Campanhas de desinformação atendem à estratégia definida pela equipe do TASC como “turvar as águas” (‘muddy the waters’, em inglês). O termo se refere à criação de um ambiente informático confuso e desorientador, no qual é difícil para um cidadão comum separar o que é verdade do que é mentira. Isso acontece quando há uma proliferação de fontes desinformacionais competindo com fontes que relatam fatos, como jornais, sites independentes, a comunidade acadêmica. A tática é mais relevante em momentos de instabilidade política, fabricada para ganho pessoal. 

Ao longo das investigações, passamos a entender algumas características da infraestrutura bolsonarista. Primeiro, a importância dos mediadores, dos administradores de grupos e páginas de amplo alcance. Embora não se restrinjam ao núcleo duro do presidente, esses mediadores podem chegar a algumas centenas, não mais que isso. São eles o mais importante elo da rede bolsonarista –  quem modula a mensagem para públicos diferentes, como por exemplo o segmento evangélico ou o segmento policial (aqui, também, emprestam conhecimentos de segmentação do marketing digital).  

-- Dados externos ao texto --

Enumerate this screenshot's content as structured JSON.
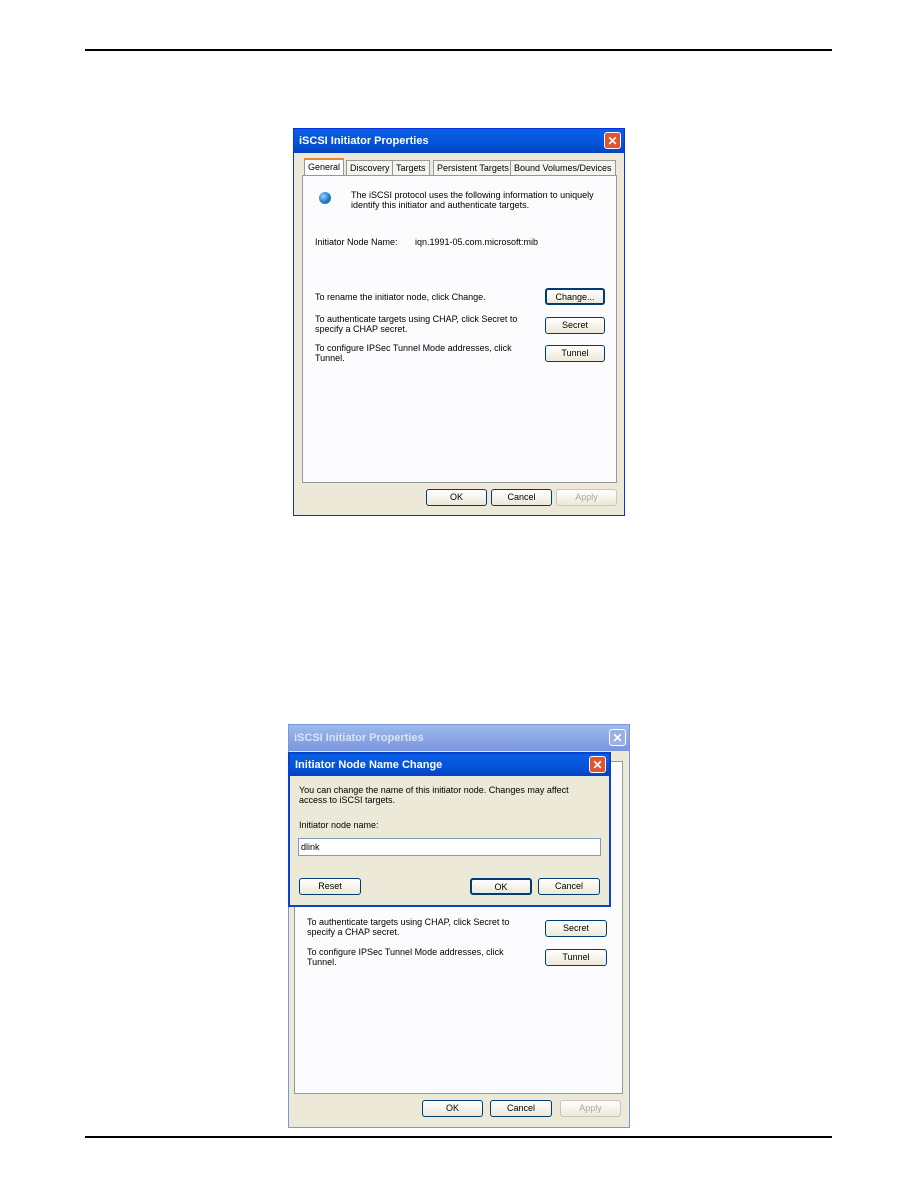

Outro aspecto que focou claro é que essa rede, que já agiu de maneira mais artesanal e orgânica, foi nos últimos anos largamente amplificada por recursos públicos. De verbas destinadas a sites que espalham fake News, como Pleno News, a anúncios pelo Youtube e até cachê sendo pago diretamente a influenciadores para propagandearem tratamento precoce contra a Covid. Além de verbas parlamentares, fartamente usadas por deputadas bolsonaristas que são grandes desinformadoras e propagadoras do discurso de ódio, como Bia Kicis e Carla Zambelli, alguns personagens que atuam fortemente nas redes bolsonaristas como Tercio Arnaud, integrante do gabinete do ódio, Lisboa, do Vlog do Lisboa, e Jouberth Souza, receberam verbas do fundo eleitoral para serem candidatos, mas trabalharam mais espalhando desinformação. 

Ou seja: a desinformação extremista é hoje em grande parte bancada por dinheiro público. 

O resultado das eleições, bastante positivo para o bolsonarismo, que elegeu senadores e governadores, significa que esse avanço em cargos do executivo e legislativo darão sobrevida financeira a essa infraestrutura. São centenas de deputados estaduais e federais que poderão usar suas verbas de gabinete para fomentar ainda mais uma rede que, mesmo tendo sido observada de perto pelo TSE – que fez um trabalho hercúleo nessas eleições – não se desfez.   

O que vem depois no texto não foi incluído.